Indeed, these top chefs have much to fear and much to lose from fracking in New York. But their letter also speaks to the long chain of food, agriculture and farming professionals throughout upstate New York who have everything to lose as well.
“Those of us who treasure and increasingly rely on locally sourced food and beverages are deeply concerned that fracking will destroy our state’s environment,” says Heather Carlucci, a chef and co-founder of Chefs for the Marcellus, a partner group that helped coordinate the letter delivery. “It could destroy upstate farms, which are celebrated around the world and contributes a huge amount to the state economy.”
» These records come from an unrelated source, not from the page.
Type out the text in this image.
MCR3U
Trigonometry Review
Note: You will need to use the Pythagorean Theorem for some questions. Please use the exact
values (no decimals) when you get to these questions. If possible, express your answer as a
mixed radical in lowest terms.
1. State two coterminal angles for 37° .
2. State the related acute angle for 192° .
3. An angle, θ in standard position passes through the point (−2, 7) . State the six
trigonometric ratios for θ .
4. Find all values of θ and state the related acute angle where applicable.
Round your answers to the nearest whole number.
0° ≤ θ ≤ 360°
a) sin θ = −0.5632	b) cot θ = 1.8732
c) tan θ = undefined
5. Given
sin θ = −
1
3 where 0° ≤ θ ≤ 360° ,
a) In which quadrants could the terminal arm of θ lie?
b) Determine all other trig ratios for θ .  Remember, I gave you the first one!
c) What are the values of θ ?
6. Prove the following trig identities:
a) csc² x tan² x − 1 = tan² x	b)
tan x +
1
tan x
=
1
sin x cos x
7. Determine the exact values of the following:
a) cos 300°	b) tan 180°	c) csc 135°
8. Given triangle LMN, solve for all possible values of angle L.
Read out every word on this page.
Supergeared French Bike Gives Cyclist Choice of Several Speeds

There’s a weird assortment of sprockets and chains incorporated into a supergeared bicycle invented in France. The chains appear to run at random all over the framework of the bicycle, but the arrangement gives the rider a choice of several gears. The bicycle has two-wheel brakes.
Heather’s reading couldn’t be truer. In a new issue analysis from Food & Water Watch, the potential impacts of fracking on New York’s food, agriculture and farms are spelled out, and the facts aren’t pretty. As the report notes, New York is the third-largest dairy state in the nation and the second-largest producer of apples, maple syrup, cabbage and wine production, among many other crops. These products end up not just on the tables of fine restaurants in Manhattan, but in family kitchens across the northeast.